As we age and watch our surviving parents and loved ones age, our hope is that their medical and social needs will be taken care of in their declining years. One of our biggest fears is that our loved ones, whether for financial reasons or because of declining health, may have to be admitted to an assisted living facility or a nursing home where they might be neglected, or worse, abused. Unfortunately, we are handling more and more of these cases. Nursing home workers sometimes leave patients unattended. If the patients are bed-bound, even for a few months, pressure sore ulcers can occur. This should virtually never happen, if the patients are properly cared for and constantly turned. Once pressure sores develop, they can lead to infection, limb amputation, and sometimes death.
If your loved one is the victim of nursing home abuse or neglect, bed sores or medical staff failure, you need the guidance of an experienced, AV-rated attorney. Our White Plains nursing home attorneys will aggressively advocate for your right to monetary damages. Contact a Westchester County nursing home neglect attorney today.

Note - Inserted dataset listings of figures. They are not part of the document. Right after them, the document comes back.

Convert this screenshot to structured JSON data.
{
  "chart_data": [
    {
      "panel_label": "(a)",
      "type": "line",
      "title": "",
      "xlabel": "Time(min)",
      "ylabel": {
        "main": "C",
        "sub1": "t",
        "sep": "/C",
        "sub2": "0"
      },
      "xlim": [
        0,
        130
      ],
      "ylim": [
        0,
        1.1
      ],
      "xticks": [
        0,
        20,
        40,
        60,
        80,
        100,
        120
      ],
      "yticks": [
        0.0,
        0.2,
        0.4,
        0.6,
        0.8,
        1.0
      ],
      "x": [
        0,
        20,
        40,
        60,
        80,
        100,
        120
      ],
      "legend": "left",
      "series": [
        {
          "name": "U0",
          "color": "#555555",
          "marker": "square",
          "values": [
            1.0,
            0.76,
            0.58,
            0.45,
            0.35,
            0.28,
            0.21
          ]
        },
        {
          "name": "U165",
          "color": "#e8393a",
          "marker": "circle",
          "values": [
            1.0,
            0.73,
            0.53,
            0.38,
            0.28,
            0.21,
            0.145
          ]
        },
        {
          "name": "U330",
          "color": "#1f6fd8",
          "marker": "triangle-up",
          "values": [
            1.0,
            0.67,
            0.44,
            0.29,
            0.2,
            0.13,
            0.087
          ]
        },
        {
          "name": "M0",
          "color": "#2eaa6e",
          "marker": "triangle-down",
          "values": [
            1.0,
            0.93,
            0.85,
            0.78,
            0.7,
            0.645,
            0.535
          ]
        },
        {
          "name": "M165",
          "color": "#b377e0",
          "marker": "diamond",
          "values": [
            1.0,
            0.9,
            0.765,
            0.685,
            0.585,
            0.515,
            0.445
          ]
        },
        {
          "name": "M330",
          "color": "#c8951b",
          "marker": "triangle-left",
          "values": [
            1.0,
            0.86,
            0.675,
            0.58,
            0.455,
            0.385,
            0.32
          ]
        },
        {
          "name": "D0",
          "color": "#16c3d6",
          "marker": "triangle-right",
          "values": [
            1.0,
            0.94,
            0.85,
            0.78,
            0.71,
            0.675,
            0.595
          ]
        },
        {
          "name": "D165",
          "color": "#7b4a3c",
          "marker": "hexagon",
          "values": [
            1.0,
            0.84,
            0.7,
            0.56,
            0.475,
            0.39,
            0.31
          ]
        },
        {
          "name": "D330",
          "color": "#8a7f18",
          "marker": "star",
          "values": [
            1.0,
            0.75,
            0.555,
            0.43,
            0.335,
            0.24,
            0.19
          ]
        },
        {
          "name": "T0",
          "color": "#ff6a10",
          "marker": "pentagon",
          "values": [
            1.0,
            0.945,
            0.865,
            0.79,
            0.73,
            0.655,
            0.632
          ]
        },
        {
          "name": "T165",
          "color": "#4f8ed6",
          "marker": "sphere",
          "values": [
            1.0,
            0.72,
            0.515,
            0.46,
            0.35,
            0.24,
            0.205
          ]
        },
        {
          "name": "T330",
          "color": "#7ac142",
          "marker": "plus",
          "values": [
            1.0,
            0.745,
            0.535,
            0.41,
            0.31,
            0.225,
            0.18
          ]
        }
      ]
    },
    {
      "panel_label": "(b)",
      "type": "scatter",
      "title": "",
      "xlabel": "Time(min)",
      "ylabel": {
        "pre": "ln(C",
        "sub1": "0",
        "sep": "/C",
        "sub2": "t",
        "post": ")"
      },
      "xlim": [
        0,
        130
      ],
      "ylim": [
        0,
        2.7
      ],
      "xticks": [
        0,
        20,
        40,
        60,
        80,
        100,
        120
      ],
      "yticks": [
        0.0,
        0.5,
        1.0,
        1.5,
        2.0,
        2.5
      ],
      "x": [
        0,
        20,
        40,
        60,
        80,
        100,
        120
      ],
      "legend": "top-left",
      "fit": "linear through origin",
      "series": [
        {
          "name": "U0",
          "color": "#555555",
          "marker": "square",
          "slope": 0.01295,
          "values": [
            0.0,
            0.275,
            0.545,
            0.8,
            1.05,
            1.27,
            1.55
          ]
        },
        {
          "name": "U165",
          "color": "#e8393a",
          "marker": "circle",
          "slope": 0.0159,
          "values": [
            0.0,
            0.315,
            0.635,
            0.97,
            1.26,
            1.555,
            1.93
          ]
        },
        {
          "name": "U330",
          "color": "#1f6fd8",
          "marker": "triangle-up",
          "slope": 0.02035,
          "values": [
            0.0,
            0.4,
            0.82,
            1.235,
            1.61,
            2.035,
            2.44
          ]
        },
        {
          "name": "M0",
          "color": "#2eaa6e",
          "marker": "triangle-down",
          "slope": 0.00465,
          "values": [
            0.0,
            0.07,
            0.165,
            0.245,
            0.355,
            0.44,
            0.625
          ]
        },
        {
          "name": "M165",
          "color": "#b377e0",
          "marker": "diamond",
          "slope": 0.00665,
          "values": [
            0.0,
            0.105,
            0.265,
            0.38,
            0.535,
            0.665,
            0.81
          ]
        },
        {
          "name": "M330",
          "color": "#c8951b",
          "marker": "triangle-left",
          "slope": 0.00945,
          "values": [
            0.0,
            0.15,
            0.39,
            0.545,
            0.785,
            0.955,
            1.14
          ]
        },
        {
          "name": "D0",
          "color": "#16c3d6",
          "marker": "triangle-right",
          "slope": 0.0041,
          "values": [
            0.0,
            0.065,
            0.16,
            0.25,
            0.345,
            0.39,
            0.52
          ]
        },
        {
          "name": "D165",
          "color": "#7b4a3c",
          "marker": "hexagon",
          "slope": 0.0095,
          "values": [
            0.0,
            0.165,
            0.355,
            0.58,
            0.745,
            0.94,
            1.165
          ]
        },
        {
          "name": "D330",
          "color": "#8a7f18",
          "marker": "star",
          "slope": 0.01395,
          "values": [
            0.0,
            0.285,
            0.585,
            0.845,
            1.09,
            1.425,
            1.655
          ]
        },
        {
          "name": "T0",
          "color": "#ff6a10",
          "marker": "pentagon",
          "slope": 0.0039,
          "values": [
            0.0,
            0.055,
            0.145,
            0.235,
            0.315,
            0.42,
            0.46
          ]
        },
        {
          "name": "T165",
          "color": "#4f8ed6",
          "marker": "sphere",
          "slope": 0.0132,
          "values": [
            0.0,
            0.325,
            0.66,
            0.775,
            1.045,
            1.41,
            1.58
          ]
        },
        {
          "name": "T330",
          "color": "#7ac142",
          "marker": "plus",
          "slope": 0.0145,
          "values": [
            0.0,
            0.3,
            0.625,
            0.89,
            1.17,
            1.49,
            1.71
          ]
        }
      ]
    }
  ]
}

Lillian Bullard v. Daughters of Jacob Nursing Rehabilitation Center and Salome Oby Ordu, LNP, Index No. 14849/05 (Bronx Co. Sup. Ct.) was a nursing home "bed sore case" that settled for $369,000. Unfortunately, Ms. Bullard died shortly after filing suit and the case was seen through to its conclusion by the family for the conscious pain and suffering of the decedent, Lillian Bullard, whose lower left limb had to be amputated as a direct result of the "bed sore."
Sometimes bed sore cases can overlap with theories of medical malpractice. In Trainor v. Westchester County Health Care Corp. d/b/a Westchester Medical, et al Center 2009 WL 6043095 (Westchester Sup.) the plaintiff, Eric Trainor, 26, a construction worker, sustained a traumatic injury that caused permanent quadriplegia. He was transported to Westchester Medical Center, in Valhalla During his hospitalization, Mr. Trainor developed three decubitus ulcers, which are commonly termed "bedsores." The sores progressed to stage-IV status, and at trial we claimed that they greatly restricted the amount of rehabilitation that he was able to undergo. We argued to the jury that the bedsores were a product of the hospital's staff's failure to properly manage his convalescence.
We also contended that Mr. Trainor's quadriplegia stemmed from the C6 level of his spine, and that properly rehabilitated C6 quadriplegics can perform some everyday activities, including the operation of a motor vehicle and/or a self-propelled wheelchair. We contended that Mr. Trainor's bedsores impeded his ability to undergo more than one hour of daily rehabilitation, and as a result he permanently lost the ability to become a higher functioning quadriplegic. The jury returned a verdict of $2.6 million dollars which was reduced pursuant to a previously negotiated $800,000/$100,000 high/low agreement.